Review of "In a Better World"

Simply put, this would be a better world if there were more films like "In a Better World."

Not that this year's Oscar winner for best foreign language film is all butterflies and jellybeans. It's decidedly not. It challenges the viewer, eschews easy answers, raises ugly questions and faces tragic situations head-on. But director Susanne Bier, working again with scriptwriter Anders Thomas Jensen (they previously did the masterful "Brothers" and "After the Wedding"), manages to bring great reality and emotion to eerily believable moments in this film.

She never gives in to sensation, she never loses control of her often out-of-control characters, and she guides the film's roiling emotions toward a properly imperfect end.

The setup is a bit complicated, but then life is.

Anton (Mikael Persbrandt) is a Danish surgeon working in African refugee camps. The need there is overwhelming, but he's professional and carries on. Still, he's rocked to the core when someone brings in a woman who has had her living fetus cut out of her.

It turns out this was the work of someone called "The Big Man." The Big Man likes to make bets on what gender baby a woman is carrying, and then he cuts the child out to prove if he's wrong or right.

Meanwhile, back in Denmark, Anton's oldest son, pre-teen Elias (Markus Rygaard) is being bullied mercilessly at school. Enter new student Christian (William John Nielsen), a boy whose mother has just died and is in no mood for bullies.

When he emphatically puts Elias' attackers in their place, a bond grows between the two boys.

After all, Christian is down to one parent, the too-understanding Claus (Ulrich Thomsen), and Elias' parents have separated because of Anton's long leaves of absence and an apparent indiscretion.

When Anton returns home on a break, he and his physician wife Marianne (Trine Dyrholm, playing brilliantly beneath the character) share custody of Elias and meet Christian.

Soon however, it becomes apparent to Elias that something has snapped inside of Christian.
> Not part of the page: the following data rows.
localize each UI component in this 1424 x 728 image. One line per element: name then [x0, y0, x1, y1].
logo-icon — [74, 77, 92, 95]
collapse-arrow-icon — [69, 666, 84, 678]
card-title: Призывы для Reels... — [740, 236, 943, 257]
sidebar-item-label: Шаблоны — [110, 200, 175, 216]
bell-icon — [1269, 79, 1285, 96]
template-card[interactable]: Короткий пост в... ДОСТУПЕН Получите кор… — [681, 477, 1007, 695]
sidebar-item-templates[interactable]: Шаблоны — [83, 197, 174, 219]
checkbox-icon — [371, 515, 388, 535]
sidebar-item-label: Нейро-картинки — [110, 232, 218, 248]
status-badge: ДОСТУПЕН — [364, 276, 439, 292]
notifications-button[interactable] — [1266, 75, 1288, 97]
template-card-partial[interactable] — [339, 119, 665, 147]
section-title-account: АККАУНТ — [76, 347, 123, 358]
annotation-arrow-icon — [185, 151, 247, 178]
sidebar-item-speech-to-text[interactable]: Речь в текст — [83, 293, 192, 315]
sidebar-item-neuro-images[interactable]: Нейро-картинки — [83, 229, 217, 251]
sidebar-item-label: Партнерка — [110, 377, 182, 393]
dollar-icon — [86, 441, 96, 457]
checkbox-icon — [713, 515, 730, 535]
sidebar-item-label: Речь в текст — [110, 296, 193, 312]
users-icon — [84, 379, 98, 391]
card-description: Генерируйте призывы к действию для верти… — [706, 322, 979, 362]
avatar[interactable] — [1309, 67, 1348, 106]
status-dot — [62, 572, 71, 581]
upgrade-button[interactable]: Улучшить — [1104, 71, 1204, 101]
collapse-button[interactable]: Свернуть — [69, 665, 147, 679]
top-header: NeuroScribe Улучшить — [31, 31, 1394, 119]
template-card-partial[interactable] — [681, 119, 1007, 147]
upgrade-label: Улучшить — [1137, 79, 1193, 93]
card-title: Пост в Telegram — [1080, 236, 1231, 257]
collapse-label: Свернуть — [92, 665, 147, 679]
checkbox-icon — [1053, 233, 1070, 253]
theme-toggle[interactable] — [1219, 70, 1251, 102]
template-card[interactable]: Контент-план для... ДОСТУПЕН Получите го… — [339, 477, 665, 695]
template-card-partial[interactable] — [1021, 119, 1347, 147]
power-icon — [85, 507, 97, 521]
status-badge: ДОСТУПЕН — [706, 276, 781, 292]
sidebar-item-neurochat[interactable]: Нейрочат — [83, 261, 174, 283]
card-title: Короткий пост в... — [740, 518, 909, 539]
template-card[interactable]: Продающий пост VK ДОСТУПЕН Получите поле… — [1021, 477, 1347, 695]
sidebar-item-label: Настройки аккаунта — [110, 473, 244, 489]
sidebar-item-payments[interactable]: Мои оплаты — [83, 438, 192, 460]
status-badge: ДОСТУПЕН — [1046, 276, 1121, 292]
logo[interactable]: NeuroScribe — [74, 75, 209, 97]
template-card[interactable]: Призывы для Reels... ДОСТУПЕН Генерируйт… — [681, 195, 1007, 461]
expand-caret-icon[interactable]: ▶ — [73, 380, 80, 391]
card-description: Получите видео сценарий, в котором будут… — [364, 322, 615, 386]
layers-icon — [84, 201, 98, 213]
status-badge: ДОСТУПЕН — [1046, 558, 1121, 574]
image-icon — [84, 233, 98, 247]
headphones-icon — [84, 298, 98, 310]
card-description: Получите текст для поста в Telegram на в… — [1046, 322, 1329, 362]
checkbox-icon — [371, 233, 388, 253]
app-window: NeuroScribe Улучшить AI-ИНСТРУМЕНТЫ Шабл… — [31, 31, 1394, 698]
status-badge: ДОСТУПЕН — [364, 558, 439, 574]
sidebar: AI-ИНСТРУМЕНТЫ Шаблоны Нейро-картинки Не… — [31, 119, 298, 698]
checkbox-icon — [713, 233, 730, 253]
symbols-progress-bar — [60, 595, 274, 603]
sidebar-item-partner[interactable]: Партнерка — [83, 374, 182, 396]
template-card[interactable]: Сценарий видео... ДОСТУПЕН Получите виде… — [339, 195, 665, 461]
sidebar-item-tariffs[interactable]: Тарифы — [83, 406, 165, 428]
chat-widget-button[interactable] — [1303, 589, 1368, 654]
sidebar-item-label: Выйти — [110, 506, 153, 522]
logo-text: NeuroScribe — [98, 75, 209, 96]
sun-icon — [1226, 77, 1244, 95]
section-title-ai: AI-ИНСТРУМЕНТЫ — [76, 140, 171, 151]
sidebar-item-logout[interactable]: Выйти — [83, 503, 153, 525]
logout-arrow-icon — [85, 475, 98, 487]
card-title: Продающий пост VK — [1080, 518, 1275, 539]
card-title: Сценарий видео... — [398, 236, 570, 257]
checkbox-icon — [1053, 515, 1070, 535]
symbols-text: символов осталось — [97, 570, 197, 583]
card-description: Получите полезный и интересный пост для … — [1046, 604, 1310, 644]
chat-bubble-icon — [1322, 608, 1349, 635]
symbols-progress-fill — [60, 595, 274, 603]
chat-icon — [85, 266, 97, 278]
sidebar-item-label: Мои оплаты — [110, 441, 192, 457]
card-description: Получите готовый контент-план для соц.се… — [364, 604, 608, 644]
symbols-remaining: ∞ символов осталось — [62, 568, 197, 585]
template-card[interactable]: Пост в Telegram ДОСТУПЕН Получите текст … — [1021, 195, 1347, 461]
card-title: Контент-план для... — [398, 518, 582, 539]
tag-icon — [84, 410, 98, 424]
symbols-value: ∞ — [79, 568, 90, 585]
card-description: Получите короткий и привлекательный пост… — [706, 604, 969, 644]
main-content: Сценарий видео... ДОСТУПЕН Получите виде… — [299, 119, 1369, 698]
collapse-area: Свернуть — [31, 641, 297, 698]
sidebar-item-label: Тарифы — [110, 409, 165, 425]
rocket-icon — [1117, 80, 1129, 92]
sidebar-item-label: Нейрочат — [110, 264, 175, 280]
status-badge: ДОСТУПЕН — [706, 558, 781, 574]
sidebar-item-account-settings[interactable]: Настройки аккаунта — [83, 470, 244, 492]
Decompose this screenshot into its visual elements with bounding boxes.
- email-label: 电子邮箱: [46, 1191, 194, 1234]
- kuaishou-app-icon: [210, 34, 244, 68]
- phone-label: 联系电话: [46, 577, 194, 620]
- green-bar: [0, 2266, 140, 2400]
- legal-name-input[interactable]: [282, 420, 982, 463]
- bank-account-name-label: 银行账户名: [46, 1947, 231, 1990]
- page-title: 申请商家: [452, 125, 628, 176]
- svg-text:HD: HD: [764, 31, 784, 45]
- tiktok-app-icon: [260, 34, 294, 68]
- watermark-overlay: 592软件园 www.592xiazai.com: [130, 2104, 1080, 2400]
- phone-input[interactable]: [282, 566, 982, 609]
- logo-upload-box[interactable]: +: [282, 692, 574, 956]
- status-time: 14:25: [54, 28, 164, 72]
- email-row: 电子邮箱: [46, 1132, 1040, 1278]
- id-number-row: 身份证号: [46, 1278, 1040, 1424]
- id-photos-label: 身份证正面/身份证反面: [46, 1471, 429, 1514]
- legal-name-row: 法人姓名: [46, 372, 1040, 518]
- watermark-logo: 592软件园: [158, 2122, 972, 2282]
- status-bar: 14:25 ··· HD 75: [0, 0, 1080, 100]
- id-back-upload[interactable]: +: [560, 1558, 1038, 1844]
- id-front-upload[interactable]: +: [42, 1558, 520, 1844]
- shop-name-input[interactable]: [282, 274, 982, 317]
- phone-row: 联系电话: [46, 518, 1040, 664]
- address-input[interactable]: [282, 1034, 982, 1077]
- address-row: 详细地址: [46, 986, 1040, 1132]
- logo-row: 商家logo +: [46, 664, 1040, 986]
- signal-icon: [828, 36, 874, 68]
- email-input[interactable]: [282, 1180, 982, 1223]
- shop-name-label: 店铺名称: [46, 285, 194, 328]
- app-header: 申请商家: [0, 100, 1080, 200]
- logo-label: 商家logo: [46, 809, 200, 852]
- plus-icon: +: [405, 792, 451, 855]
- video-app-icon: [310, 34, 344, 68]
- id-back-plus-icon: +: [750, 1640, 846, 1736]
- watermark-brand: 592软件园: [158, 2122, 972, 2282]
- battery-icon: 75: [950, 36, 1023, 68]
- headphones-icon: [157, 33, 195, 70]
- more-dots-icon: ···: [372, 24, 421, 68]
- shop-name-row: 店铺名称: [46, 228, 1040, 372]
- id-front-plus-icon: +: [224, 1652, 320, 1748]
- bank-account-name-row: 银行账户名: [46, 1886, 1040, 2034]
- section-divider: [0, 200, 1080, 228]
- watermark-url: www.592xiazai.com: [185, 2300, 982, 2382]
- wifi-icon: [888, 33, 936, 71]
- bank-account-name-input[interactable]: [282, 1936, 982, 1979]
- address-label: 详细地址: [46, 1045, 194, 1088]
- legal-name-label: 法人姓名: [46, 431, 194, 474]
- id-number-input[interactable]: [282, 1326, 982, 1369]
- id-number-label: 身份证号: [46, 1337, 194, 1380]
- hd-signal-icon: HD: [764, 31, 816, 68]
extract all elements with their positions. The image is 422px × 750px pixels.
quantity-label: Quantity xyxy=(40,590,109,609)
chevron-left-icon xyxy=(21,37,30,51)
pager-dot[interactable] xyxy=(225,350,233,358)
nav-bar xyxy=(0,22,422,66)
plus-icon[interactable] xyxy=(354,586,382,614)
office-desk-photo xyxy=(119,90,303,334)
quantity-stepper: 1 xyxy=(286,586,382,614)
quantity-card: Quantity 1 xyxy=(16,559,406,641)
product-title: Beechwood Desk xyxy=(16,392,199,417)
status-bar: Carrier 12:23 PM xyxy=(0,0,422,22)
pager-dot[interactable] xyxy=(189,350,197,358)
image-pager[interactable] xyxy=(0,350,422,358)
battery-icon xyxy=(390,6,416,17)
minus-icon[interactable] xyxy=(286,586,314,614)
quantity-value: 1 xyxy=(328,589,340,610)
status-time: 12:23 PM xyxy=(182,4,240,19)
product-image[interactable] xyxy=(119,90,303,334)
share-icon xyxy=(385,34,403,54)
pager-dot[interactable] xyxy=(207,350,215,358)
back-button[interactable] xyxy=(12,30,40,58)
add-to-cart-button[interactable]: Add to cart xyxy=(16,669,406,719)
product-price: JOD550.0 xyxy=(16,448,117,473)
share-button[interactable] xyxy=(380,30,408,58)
This occurs to him around the time Christian begins building bombs.

This tension comes to a head when Anton, trying to break up a tussle between his younger son and another boy, is accosted by the other boy's father and challenged to a fight.

Anton attempts to explain to his children how fighting is never the best method to resolve problems. But Christian will have none of it. And suddenly Elias finds himself crushed within the argument.

Then Anton is sent back to Africa, where he finds the notorious Big Man requesting/demanding medical help.

What can Anton do? He's a doctor.

Moral pitfalls and dark choices litter this film; they are ugly situations that press in on the characters — socially, psychically, emotionally. And they each have consequences, often grim, always fraught with uneasiness or danger.

Yet somehow Bier and screenwriter Jensen keep it clear that these are real, breathing people enduring life's trials. Using beautiful Danish sunrises and sets, Bier constantly reminds that all these intense problems co-exist with intense beauty.

"In a Better World" doesn't so much dream as it does discover the decency down deep. It is heartbreaking and at times harrowing, yet it also manages to never be without wonder.

This isn't simply a film worth seeing; this is a film to treasure.